NLP in Education and Healthcare
What seems to unite these two industries in context of NLP applications is the personalisation aspect - a very important aspect of human-centric NLP. Besides, in both education and healthcare, there is no language diversity. Finally, both the education and health applications of NLP lack evaluation methods, making it hard to estimate the systems' real-world impact. What I find particularly fascinating is that in healthcare, natural language processing is seen as capable to contribute to drug discovery through information extraction and analysis - this is the level of interdisciplinary we probably could not even think about some years ago!
NLP and Ethics
There are many ways NLP models and applications can be harmful although they are generally developed to benefit people. This is why research into ways to prevent misuse of NLP is necessary and important as never before.
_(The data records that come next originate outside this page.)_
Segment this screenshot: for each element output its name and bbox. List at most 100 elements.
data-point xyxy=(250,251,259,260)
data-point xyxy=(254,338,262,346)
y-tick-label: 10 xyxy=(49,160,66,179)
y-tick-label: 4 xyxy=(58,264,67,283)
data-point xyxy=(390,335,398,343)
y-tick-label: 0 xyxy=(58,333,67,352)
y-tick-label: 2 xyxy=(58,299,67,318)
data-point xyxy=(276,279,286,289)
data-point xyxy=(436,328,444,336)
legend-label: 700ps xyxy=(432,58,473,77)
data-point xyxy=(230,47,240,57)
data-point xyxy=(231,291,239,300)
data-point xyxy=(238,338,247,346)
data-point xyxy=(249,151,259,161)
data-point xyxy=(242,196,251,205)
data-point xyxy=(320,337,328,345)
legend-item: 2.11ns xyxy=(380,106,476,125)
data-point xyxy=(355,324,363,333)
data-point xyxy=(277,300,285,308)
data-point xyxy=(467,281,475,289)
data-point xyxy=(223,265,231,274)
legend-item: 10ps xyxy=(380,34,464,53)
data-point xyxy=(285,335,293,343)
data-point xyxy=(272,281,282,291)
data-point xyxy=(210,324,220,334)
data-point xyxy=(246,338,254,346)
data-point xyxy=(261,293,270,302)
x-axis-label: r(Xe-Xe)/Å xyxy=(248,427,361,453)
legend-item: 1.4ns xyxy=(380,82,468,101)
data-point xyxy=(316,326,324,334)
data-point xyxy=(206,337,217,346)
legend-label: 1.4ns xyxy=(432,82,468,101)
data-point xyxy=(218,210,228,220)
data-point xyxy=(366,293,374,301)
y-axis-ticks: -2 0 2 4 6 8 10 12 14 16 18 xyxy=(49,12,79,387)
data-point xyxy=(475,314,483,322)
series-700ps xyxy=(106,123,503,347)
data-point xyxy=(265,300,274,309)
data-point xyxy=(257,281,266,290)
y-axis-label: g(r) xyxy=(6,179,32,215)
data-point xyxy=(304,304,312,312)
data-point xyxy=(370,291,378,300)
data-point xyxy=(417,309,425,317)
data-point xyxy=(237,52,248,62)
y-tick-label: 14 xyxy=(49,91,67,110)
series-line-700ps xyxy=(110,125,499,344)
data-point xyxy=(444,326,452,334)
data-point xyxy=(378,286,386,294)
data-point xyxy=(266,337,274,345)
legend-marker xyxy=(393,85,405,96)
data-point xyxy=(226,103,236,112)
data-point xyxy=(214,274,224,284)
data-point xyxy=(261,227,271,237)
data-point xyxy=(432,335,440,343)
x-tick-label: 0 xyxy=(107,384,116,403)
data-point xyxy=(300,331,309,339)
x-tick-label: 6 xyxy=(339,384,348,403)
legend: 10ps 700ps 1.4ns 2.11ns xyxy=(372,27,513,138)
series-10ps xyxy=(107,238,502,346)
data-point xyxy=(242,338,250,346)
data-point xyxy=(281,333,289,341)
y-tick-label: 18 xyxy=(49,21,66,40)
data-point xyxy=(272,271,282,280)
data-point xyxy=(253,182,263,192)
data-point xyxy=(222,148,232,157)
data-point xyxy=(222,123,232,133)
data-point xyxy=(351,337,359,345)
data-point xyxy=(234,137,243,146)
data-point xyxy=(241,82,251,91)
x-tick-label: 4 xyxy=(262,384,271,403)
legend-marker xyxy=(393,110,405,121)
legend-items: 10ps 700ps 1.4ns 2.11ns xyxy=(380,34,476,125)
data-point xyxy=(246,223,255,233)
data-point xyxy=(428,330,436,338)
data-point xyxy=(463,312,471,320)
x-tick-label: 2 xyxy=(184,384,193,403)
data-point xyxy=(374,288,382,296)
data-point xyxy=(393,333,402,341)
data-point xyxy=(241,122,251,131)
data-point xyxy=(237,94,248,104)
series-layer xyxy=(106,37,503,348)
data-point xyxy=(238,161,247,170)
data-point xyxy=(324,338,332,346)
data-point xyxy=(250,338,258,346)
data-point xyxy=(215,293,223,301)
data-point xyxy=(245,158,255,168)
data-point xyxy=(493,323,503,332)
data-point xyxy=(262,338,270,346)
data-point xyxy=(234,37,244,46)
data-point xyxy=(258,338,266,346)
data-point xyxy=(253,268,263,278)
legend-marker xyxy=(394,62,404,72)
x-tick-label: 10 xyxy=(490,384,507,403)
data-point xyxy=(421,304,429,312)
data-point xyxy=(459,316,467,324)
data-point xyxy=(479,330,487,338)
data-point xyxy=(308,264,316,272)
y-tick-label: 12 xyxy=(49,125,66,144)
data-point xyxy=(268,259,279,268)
Potential research directions include developing fact-checkers to prevent misinformation or exploring NLP system limitations and loopholes using adversarial NLP. We also need to find ways to debias NLP systems and evaluate how fair they are. Finally, developing methods to ensure maximum data privacy is essential, too, especially if we want to move to personalised NLP systems in such fields as education and healthcare where there is a lof sensitive personal information to protect.
Final thoughts
I am very grateful to the authors of this paper for bringing to light all these fascinating research topics and hope that we will soon see some exciting projects exploring each of the directions discussed. NLP research landscape is evolving and the development of large language models is not killing it but rather changing the direction, offering new opportunities and, as the authors of the paper conclude, now is the best time to return to the linguistics perspectives in NLP and "acknowledge that NLP is about language and people and should be fundamentally human-centric". I think that the focus today should be indeed on how to build NLP systems that benefit humans - which may take form of supporting human decision-making or enhancing human experience in education, at a workplace, or in some other environment - and are created with humans' active involvement ('human-in-the-loop' paradigm). Notably, the lack of cultural and linguistic diversity seem to be a red thread running through many of the research topics discussed in this paper. To ensure that future language models and NLP systems encompass the diverse range of languages and cultures found across humanity, a highly interdisciplinary approach is imperative.